In the epilogue, Dickey states candidly what has long since become obvious — that he is trying to persuade us to generalize from the misconduct of a few lower-ranking soldiers to the invalidity of the cause itself, just as opponents of the Vietnam War did with Mylai. One Contra is quoted as saying, "’Whatever happened with Suicida and Krill, whatever they did, that does not reflect the FDC Nicaraguan Democratic Front, the main Contra force. They were particular people who did crazy things.’"
To which Dickey replies, "Yet, just as the special case of Mylai grew from the common horror of Vietnam — symbolized it, epitomized it — as the history of covert action against Nicaragua emerged in the months after Suicida’s execution by his own commander, who had found him overly zealous in ordering the execution of others , it was clear that he represented much of what was wrong with the Secret War, and much that could never be set right with it."

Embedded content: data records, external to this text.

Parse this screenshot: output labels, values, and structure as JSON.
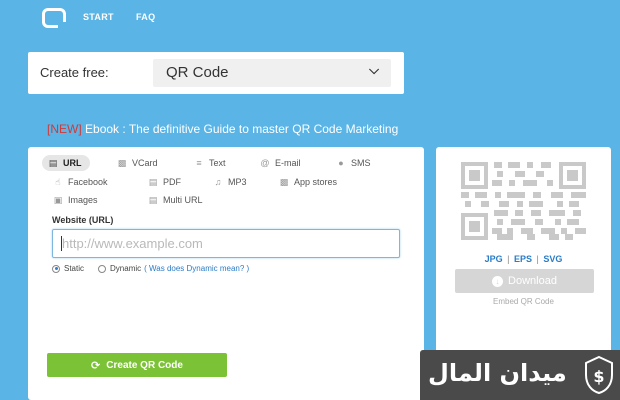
{
  "nav": {
    "start": "START",
    "faq": "FAQ"
  },
  "create": {
    "label": "Create free:",
    "selected": "QR Code"
  },
  "ebook": {
    "tag": "[NEW]",
    "text": "Ebook : The definitive Guide to master QR Code Marketing"
  },
  "tabs": [
    {
      "label": "URL",
      "icon": "link-icon",
      "active": true
    },
    {
      "label": "VCard",
      "icon": "vcard-icon"
    },
    {
      "label": "Text",
      "icon": "text-lines-icon"
    },
    {
      "label": "E-mail",
      "icon": "email-at-icon"
    },
    {
      "label": "SMS",
      "icon": "chat-bubble-icon"
    },
    {
      "label": "Facebook",
      "icon": "thumbs-up-icon"
    },
    {
      "label": "PDF",
      "icon": "pdf-file-icon"
    },
    {
      "label": "MP3",
      "icon": "music-note-icon"
    },
    {
      "label": "App stores",
      "icon": "app-store-icon"
    },
    {
      "label": "Images",
      "icon": "image-icon"
    },
    {
      "label": "Multi URL",
      "icon": "multi-link-icon"
    }
  ],
  "form": {
    "website_label": "Website (URL)",
    "website_placeholder": "http://www.example.com",
    "static_label": "Static",
    "dynamic_label": "Dynamic",
    "dynamic_link": "( Was does Dynamic mean? )",
    "mode_selected": "Static"
  },
  "create_button": "Create QR Code",
  "formats": {
    "jpg": "JPG",
    "sep": "|",
    "eps": "EPS",
    "svg": "SVG"
  },
  "download_button": "Download",
  "embed_link": "Embed QR Code",
  "watermark": {
    "text": "ميدان المال"
  },
  "colors": {
    "background": "#5ab4e6",
    "green_button": "#7cc237",
    "link_blue": "#2a7cc7",
    "new_tag_red": "#d03a3a",
    "disabled_gray": "#d6d6d6"
  }
}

Dickey does not deny that the top commanders of the Contras are almost all ex-Sandinistas. But he never asks why. Have all these men left their homes and families to fight simply because they "love to kill," or is there a force at work here that Dickey refuses to reckon with?
Robert S. Leiken, who once testified before Congress against aiding the Contras, later confessed in the pages of The New Republic that ". . . the Sandinistas’ failure to preserve the revolutionary alliance with the middle class and small producers as well as sectarian political and cultural policies had polarized the country, led to disinvestment, falling productivity and wages, labor discontent, and an agrarian crisis."
According to Leiken, "Sympathy with the Contras is becoming more open and more pervasive. I was stunned to hear peasants refer to the Contras as ’los muchachos,’ the boys — the admiring term used to describe the Sandinistas when they were battling the National Guard." Writing in The New York Review of Books, Leiken has stated: "But well before the Contras became a significant military force, political and economic discontent was already creating its own recruits for counter-revolution."
One man’s word against another’s? Perhaps. But the sheer numbers of Contras, fighting daily in hot jungles with poor equipment and no pay, indicate that Dickey’s view of the Nicaraguan turmoil is a partial one at best. Isolated incidents of American brutality did not make the North Vietnamese any less vicious or imperialistic, nor do the actions of Suicida and his like excuse Dickey, the Nicaraguan people, or any of us, from making a choice between the Contras and their opponents.
On the one hand we have despots; on the other we have, perhaps, potential despots. But any inclinations the Contras might have in that direction are tempered by a knowledge the Sandinistas could not have had when they seized power. The Contras know that it is not enough for the Nicaraguan people that the Somozas were thrown out. They know Nicaraguans want true freedom and that they are determined to keep on toppling governments until they get it right.